Jerome Kerviel faced judges yesterday as a long-awaited showdown began over his part in a €4.9bn (£4bn) trading loss that brought French bank Societe Generale close to collapse.
The 33-year-old trader, dressed in a dark suit, white shirt and a light, thinly striped tie, yesterday described his “extreme” trader past on the first day of his long-awaited trial saying that he worked from 7am to 10pm, bank holidays included, with only a brief break to eat a sandwich at his desk.
“At certain times it was extreme … Tiring, physically,” Kerviel said as he described his job as trader at Societe Generale from 2005 after rising through the ranks of “middle-office” and assistant roles at the bank.
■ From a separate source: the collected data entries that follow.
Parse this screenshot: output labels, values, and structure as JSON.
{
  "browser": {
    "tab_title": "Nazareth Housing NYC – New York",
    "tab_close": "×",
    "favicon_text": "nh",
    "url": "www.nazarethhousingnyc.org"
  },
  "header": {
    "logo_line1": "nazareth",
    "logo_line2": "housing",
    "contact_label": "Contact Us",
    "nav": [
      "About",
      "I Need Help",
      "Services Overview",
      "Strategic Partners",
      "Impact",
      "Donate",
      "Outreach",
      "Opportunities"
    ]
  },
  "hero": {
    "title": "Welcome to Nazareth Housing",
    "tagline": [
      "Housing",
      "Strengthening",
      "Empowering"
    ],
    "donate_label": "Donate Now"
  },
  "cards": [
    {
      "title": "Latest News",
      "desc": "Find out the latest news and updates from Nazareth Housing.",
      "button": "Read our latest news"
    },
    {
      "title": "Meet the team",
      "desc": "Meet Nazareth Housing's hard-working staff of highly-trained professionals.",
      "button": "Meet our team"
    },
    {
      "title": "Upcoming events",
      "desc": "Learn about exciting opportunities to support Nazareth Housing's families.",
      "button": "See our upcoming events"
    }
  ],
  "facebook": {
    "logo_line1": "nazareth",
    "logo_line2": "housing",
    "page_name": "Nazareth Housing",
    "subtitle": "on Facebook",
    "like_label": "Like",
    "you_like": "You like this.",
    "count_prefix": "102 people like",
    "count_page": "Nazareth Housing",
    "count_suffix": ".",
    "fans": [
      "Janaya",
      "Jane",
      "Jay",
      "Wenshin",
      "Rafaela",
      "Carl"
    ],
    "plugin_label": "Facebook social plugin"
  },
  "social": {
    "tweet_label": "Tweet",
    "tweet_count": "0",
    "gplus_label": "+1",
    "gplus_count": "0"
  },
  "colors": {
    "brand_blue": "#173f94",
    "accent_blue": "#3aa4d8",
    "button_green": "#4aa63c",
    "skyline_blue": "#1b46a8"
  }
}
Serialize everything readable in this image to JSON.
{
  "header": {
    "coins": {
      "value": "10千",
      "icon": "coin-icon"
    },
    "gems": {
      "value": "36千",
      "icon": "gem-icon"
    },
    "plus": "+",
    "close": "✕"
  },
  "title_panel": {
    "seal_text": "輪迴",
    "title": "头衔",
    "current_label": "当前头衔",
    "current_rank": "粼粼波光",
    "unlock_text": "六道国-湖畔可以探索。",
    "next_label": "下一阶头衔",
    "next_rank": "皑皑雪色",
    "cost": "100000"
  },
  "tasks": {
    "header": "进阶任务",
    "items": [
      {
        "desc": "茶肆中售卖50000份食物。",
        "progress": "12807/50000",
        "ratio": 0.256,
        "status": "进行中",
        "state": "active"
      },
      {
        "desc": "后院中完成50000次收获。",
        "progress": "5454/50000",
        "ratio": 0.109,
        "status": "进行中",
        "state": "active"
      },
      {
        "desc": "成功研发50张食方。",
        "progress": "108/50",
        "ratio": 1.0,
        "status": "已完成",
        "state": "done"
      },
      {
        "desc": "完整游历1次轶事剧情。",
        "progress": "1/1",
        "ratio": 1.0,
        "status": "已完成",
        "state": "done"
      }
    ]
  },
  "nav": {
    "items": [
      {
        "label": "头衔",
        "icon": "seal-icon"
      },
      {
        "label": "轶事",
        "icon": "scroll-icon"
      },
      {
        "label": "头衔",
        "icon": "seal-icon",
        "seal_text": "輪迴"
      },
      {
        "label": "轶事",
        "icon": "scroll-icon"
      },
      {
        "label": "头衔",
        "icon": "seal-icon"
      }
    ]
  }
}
Kerviel, who could face five years in jail and a €375,000 fine if found guilty of charges of breach of trust, computer abuse and forgery, declared his current profession as “consultant” and his monthly salary as €2,300.
The trial will dredge up uncomfortable memories for SocGen as it tries to restore investor confidence in an atmosphere of fragile economic recovery and looming tighter regulation. Although Kerviel has admitted to building up unauthorised trading positions leading up to the loss in 2008, he has said breaches in SocGen’s risk control system were tolerated, and this has been a key part of his legal defence.
SocGen has hit back by saying he acted alone and that investigating magistrates had already dismissed his claims of tacit complicity from his bosses. The bank said before the trial that it holds Kerviel entirely responsible and called for an “exemplary punishment”. Facing off in the trial are two of Paris’ best-known lawyers – Metzner and Jean Veil. Cigar-smoking barrister Metzner’s clients include ex-Panama dictator Manuel Noriega, ex-Vivendi boss Jean-Marie Messier and former French Prime Minister Dominique de Villepin. The trial is due to run until 25 June.